Впрочем, его гриди и так замерзли! Пора бы уже вновь явить молодецкую удаль татарам! А те уже вон тут как тут, показались впереди на речном льду…
С удивительно мягкой улыбкой князь закрыл глаза и подставил свое лицо лучам солнца, испытывая при этом мстительное удовлетворение: все-таки долго провозились вороги с полосой железных рогулек, очень долго! А еще Михаил Всеволодович не мог не радоваться тому, что страха в настоящий миг не испытывал никакого – вообще никакого… После того как он узнал о трудностях спасения горожан из Пронска, узнал о подавленных в панике детишках, так и отступил весь страх, отступил перед ненавистью к источнику бед русичей… К татарам. Впрочем, кто знает, может, чуть позже страх и вернется. Может быть…
– Приготовились! По моей команде… Бей!!!
Моему отрывистому крику вторят дружные хлопки тугой тетивы каждого из семи тяжелых стрелометов, отправляющих сулицы на полтора перестрела, как принято говорить у местных. А спустя всего пару секунд схожие хлопки послышались и с противоположного берега…
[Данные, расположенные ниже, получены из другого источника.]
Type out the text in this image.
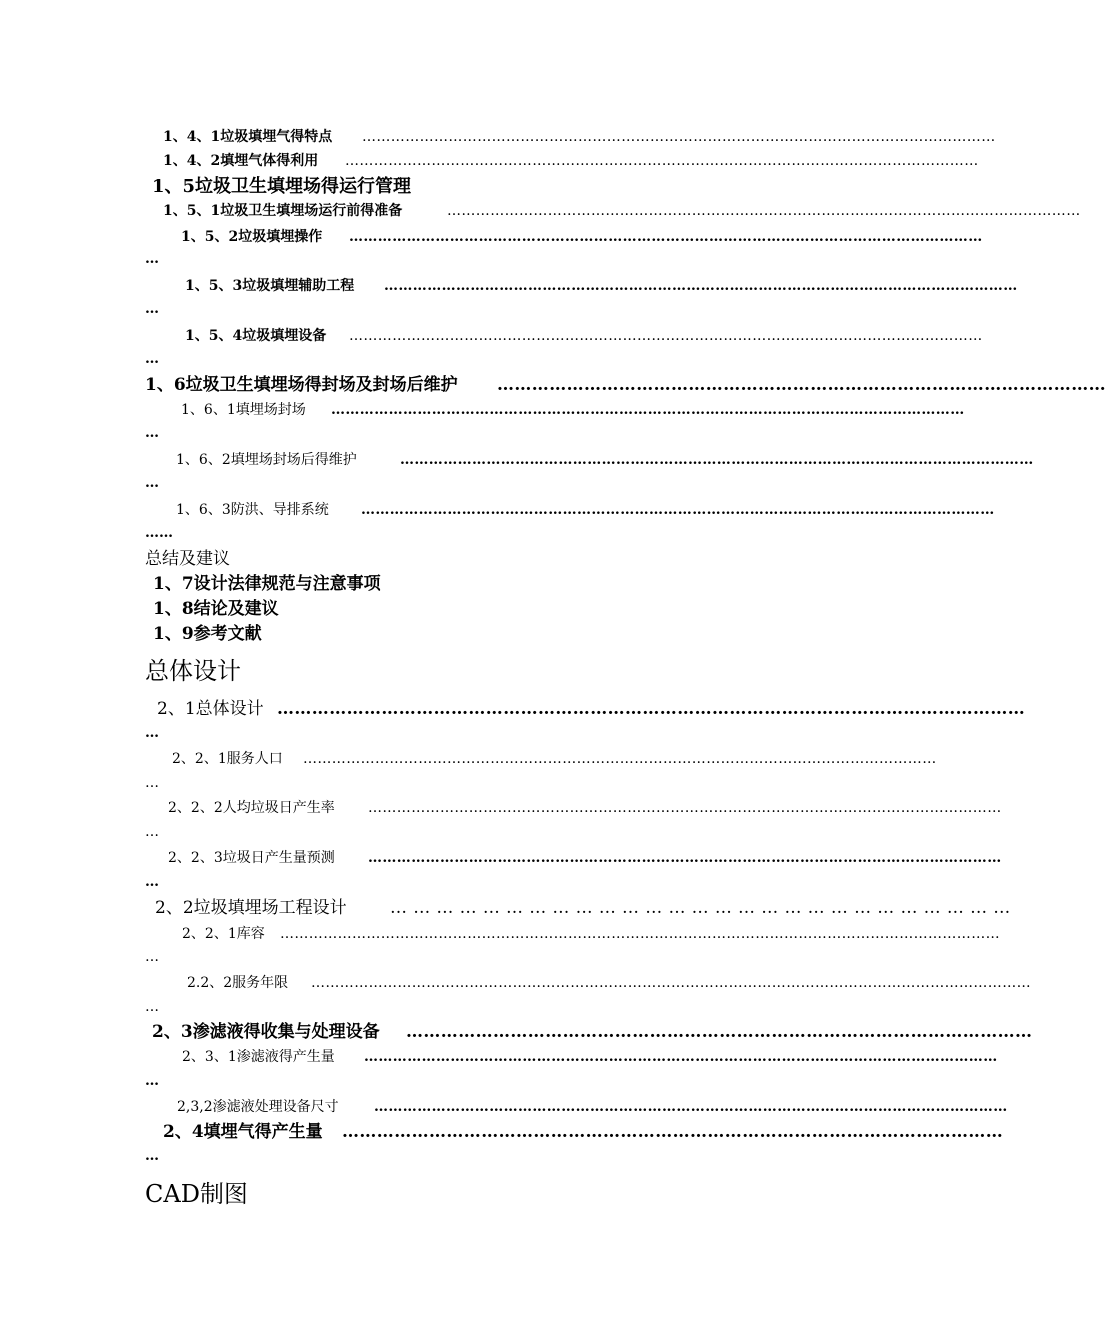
1、4、1垃圾填埋气得特点 ……………………………………………………………………………………………………………………
1、4、2填埋气体得利用 ……………………………………………………………………………………………………………………
1、5垃圾卫生填埋场得运行管理
1、5、1垃圾卫生填埋场运行前得准备	……………………………………………………………………………………………………………………
1、5、2垃圾填埋操作 ……………………………………………………………………………………………………………………
…
1、5、3垃圾填埋辅助工程 ……………………………………………………………………………………………………………………
…
1、5、4垃圾填埋设备 ……………………………………………………………………………………………………………………
…
1、6垃圾卫生填埋场得封场及封场后维护 ……………………………………………………………………………………………
1、6、1填埋场封场 ……………………………………………………………………………………………………………………
…
1、6、2填埋场封场后得维护	……………………………………………………………………………………………………………………
…
1、6、3防洪、导排系统 ……………………………………………………………………………………………………………………
……
总结及建议
1、7设计法律规范与注意事项
1、8结论及建议
1、9参考文献
总体设计
2、1总体设计 …………………………………………………………………………………………………………………
…
2、2、1服务人口 ……………………………………………………………………………………………………………………
…
2、2、2人均垃圾日产生率 ……………………………………………………………………………………………………………………
…
2、2、3垃圾日产生量预测 ……………………………………………………………………………………………………………………
…
2、2垃圾填埋场工程设计	… … … … … … … … … … … … … … … … … … … … … … … … … … …
2、2、1库容 ……………………………………………………………………………………………………………………………………
…
2.2、2服务年限 ……………………………………………………………………………………………………………………………………
…
2、3渗滤液得收集与处理设备 ………………………………………………………………………………………………
2、3、1渗滤液得产生量 ……………………………………………………………………………………………………………………
…
2,3,2渗滤液处理设备尺寸	……………………………………………………………………………………………………………………
2、4填埋气得产生量 ……………………………………………………………………………………………………
…
CAD制图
Короткие копья ударили в гущу вырвавшихся вперед всадников, сметая их, опрокидывая на лед вместе с лошадьми, прошивая тела половцев насквозь и застревая в следующих позади поганых! Ответом нам стали дикий крик тяжелораненых и изувеченных татар, а также истошное ржание покалеченных животных…
Свое первое слово мы сказали, и командующий передовым отрядом степняков верно понял сложившийся расклад. Очевидно, он осознал, что с берега мы имеем явное преимущество в стрельбе, а его нукеры на реке, наоборот, слишком скученны, и противостоять нам смогут лучники лишь в самой голове колонны. Так что весь тумен в пределах видимости замер на месте, а после спешенные стрелки густо полезли на оба берега реки.
Оглядевшись по сторонам, с неудовольствием разглядев выражение безграничной усталости на лицах большинства воев (впрочем, я и сам едва ли не до донышка высушен, после драки-то и уже трех за день марш-бросков), я нарочито бодрым голосом закричал, стараясь хоть немного встряхнуть людей:
– Солнце скоро сядет, братцы, а в темноте татары драться не смогут! Уже немного осталось нам! Неужели не сдюжим?! А уж там рванем на лыжах отсюда – так рванем, что никто не догонит! Последняя для нас эта схватка. Слышите? Последняя! Уходит ворог, ничего с нами поделать не смог – и уходит! Мы уже победили! Победили!!! А сейчас проводим поганых как следует, чтобы вернуться на Русь и не подумали! Чтобы они страшной северной землей орусутов детей своих пугали! Пусть она навсегда останется для них злой!!!
– Гойда-а-а-а!!!
Оживились дружинники немножко, засветились их глаза, заиграли недобрым огнем… Это хорошо.
– Братцы, в каждом десятке ведь есть лучшие лучники. Так пусть лучшие берут себе по два колчана стрел, а оставшиеся их прикроют щитами – нужно надвое поделиться, и быстро! Десятники и сотники, определите людей!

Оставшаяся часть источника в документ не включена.